You lose, player one loses, player two loses  (0,0,0)

you lose, player one loses, player two wins    (0,0,1)

you lose, player one wins, player two loses    (0,1,0)

you win, player one loses, player two loses    (1,0,0)

you lose, player one wins, player two wins      (0,1,1)

you win, player one loses, player two wins      (1,1,0)

you win, player one wins, player two loses      (1,0,1)

you win, player one wins, player two wins       (1,1,1)

now 1 out of 8 are total loses, (4/8 are likely net losing when not considering amplitude)

As you add more players, you reduce the percentage of total loss situation, and reduce your overall risk.  (1/16 for 4, 1/32 for 5, 1/64  for 6, etc...) With many more potential outcomes, the risk smoothes out.  Just remember, you can't eliminate the risk because the total loss scenario is always a possibility.

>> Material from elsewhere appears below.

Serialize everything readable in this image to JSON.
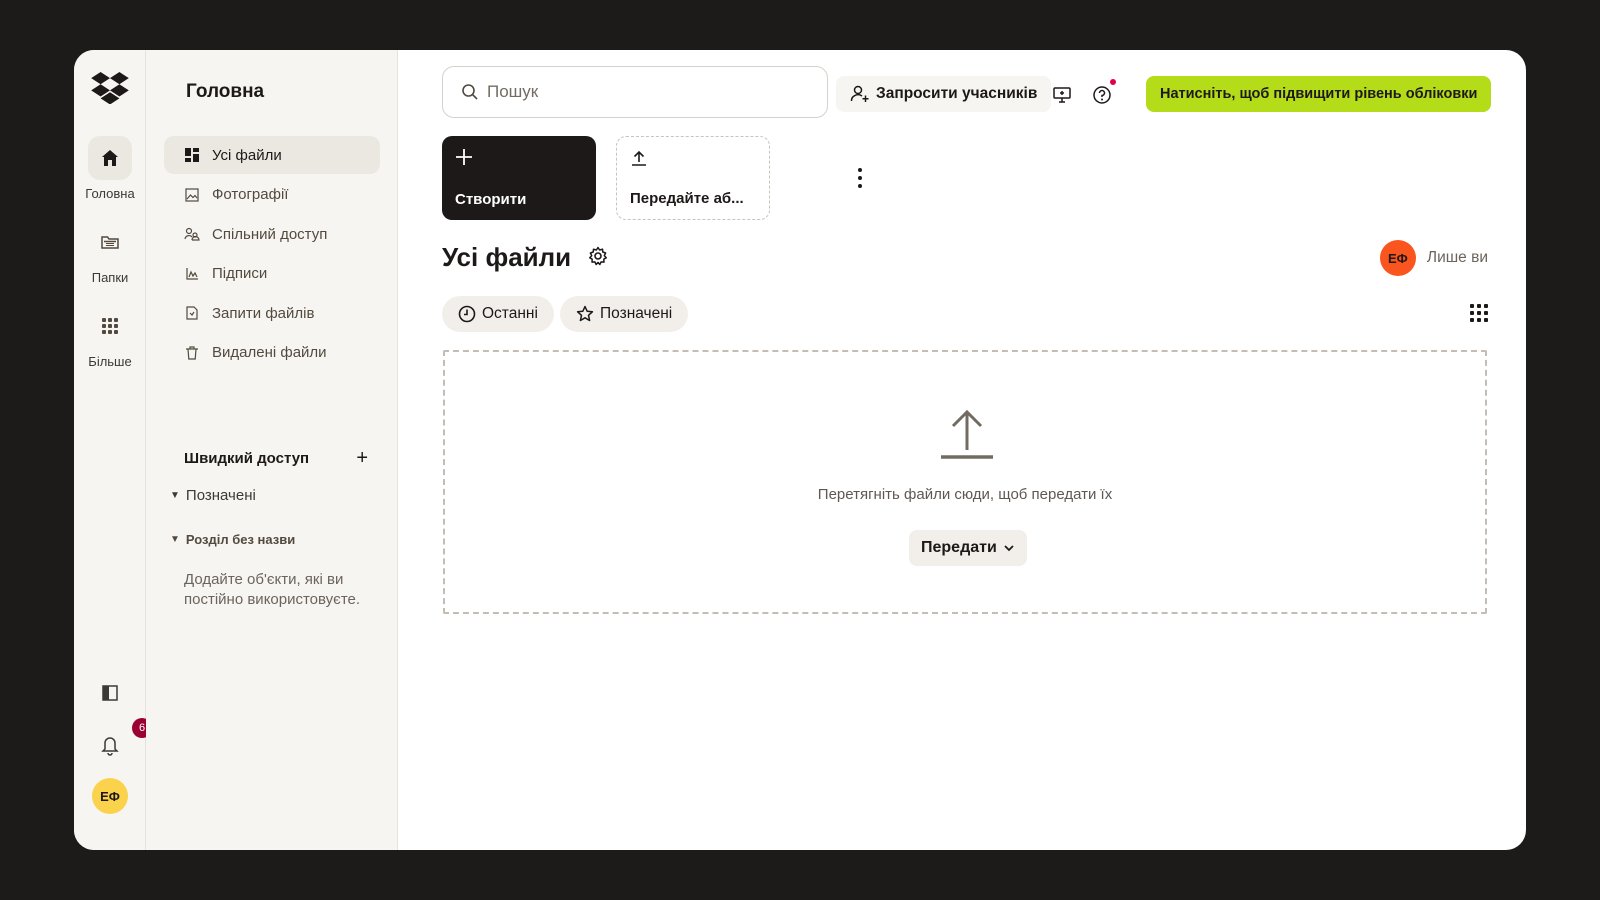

Now you mathematicials/statisticians out there may determine each individuals probability of winning/losing (or risk factor).... and this can get very scientific very fast!  Nevermind adding other relevant risk factors that would not be player specific...  This could be a PhD thesis!!

Needless to say, the theory has been explored in the investing world, and various concepts of risk have been explored there.  I believe the concepts are relavant to staking, and I am letting them give me comfort!

Now, I am diving in, putting my faith in someone else for the first time playing poker.  Start small, and don't put out more than you can afford!!  Here's wishing me and my new partner best of luck!!

Have fun at the tables, I know I will!!